Extracellular polymeric substances (proteins and/or polysaccharides) can play an important role in biomineralization, regulating and controlling nucleation, and growth of crystal structures (Ercole et al. 2012; Kawaguchi and Decho 2002; Li and Gadd 2017a, b; Perri et al. 2018; Tourney and Ngwenya 2014). In our study, it was found that the supernatants, or EPS obtained from supernatants, did not exert a significant influence on crystal morphology compared with chemical methods during the formation of cobalt and nickel oxalate. Only for the Co/Ni–mixed solution was there a difference in crystal morphology between those derived from the supernatants and the chemical system (Fig. 5). In other studies, fungal growth supernatants from Neurospora crassa were found to greatly influence the scale of crystal morphology for metal carbonates (Li and Gadd 2017a, b). Although EPS did not change the morphology of the nickel precipitate in the single metal solution, it did influence nickel recovery (Fig. 3).
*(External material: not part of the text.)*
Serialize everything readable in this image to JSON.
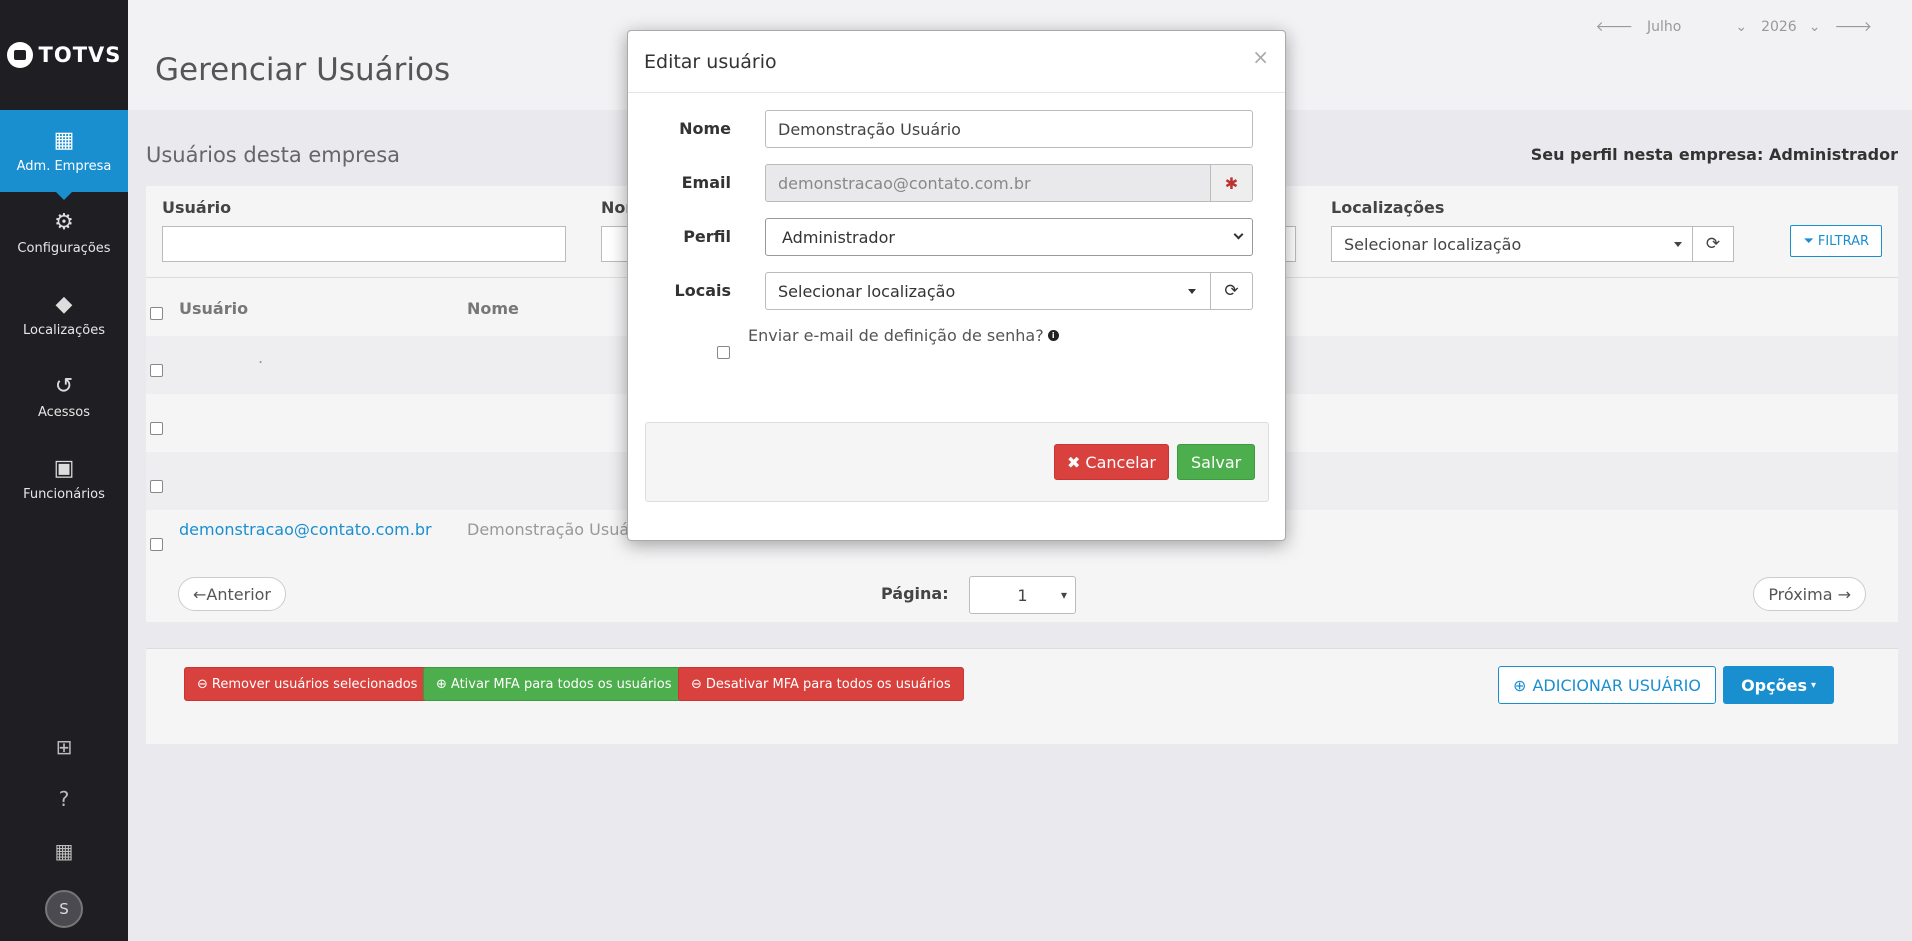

In other studies, significant amounts of extracellular protein in fungal supernatants were removed by precipitation of copper carbonate (Li and Gadd 2017a, b; Liu et al. 2019). Here, extracellular protein was only partly removed during oxalate precipitation, while the extracellular polysaccharide concentration did not show much change compared to the control. Much more protein was removed with cobalt compared to nickel. It is well known that extracellular polymeric substances contain a variety of metal-binding groups (Wang et al. 2014; Liu et al. 2015; Song et al. 2016). Lower binding affinities between nickel and EPS could lead to a decrease in recovery of Ni in the presence of EPS in the oxalate solution compared to cobalt (Fig. 3). The aromatic protein-like, hydrophobic acid-like substances and humic acid-like substances (peak C) had a clear binding affinity for cobalt. Aromatic protein-like and humic acid-like substances have been found to easily trap copper (Wang et al. 2015; Wei et al. 2017). The differences in affinities of these substances for metals could explain the differences in the recovery efficiency for cobalt and nickel influenced by EPS. This work has demonstrated that fungal derived oxalate can be used for the recovery of cobalt from solution and provides insights into the role of other extracellular products during this process.